Noise Kernel in Stochastic Gravity and Stress Energy Bi-Tensor of Quantum Fields in Curved Spacetimes

Abstract

The noise kernel is the vacuum expectation value of the (operator-valued) stress-energy bi-tensor which describes the fluctuations of a quantum field in curved spacetimes. It plays the role in stochastic semiclassical gravity based on the Einstein-Langevin equation similar to the expectation value of the stress-energy tensor in semiclassical gravity based on the semiclassical Einstein equation. According to the stochastic gravity program, this two point function (and by extension the higher order correlations in a hierarchy) of the stress energy tensor possesses precious statistical mechanical information of quantum fields in curved spacetime and, by the self-consistency required of Einstein's equation, provides a probe into the coherence properties of the gravity sector (as measured by the higher order correlation functions of gravitons) and the quantum nature of spacetime.
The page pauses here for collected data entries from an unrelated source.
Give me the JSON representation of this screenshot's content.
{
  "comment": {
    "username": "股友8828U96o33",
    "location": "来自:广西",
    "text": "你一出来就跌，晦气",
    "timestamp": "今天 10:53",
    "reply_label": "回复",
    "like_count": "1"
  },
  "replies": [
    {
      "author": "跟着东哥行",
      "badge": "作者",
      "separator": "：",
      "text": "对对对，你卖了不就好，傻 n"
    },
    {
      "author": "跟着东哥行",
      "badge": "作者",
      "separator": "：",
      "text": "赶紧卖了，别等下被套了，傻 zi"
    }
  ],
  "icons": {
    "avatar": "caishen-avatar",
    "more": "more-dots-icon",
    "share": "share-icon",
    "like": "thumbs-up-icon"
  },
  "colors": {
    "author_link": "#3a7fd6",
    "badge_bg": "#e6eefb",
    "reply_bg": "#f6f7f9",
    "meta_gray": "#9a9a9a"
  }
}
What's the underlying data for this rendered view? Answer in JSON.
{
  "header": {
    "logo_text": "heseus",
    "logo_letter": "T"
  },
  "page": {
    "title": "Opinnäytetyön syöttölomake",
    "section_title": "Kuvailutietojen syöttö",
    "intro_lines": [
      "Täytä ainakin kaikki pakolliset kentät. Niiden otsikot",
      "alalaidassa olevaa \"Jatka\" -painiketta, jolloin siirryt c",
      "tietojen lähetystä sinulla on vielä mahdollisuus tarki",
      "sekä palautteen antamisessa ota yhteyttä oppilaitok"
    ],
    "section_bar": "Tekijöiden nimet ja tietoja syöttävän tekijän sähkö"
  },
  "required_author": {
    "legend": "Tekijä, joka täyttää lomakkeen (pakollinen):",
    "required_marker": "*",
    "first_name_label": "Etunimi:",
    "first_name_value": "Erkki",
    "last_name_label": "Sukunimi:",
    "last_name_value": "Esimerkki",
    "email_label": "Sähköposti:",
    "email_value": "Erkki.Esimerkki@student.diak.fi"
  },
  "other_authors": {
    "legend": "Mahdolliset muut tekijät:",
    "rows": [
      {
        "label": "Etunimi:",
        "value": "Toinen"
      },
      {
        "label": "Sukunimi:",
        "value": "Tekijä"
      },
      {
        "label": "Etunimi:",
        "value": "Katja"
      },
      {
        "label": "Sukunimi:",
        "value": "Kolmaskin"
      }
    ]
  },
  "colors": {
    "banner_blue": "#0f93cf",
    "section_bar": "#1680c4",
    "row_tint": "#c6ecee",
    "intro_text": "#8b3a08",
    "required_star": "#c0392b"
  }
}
It reflects the low and medium energy (referring to Planck energy as high energy) behavior of any viable theory of quantum gravity, including string theory. It is also useful for calculating quantum fluctuations of fields in modern theories of structure formation and for backreaction problems in cosmological and black holes spacetimes. We discuss the properties of this bi-tensor with the method of point-separation, and derive a regularized expression of the noise-kernel for a scalar field in general curved spacetimes. One collorary of our finding is that for a massless conformal field the trace of the noise kernel identically vanishes. We outline how the general framework and results derived here can be used for the calculation of noise kernels for Robertson-Walker and Schwarzschild spacetimes.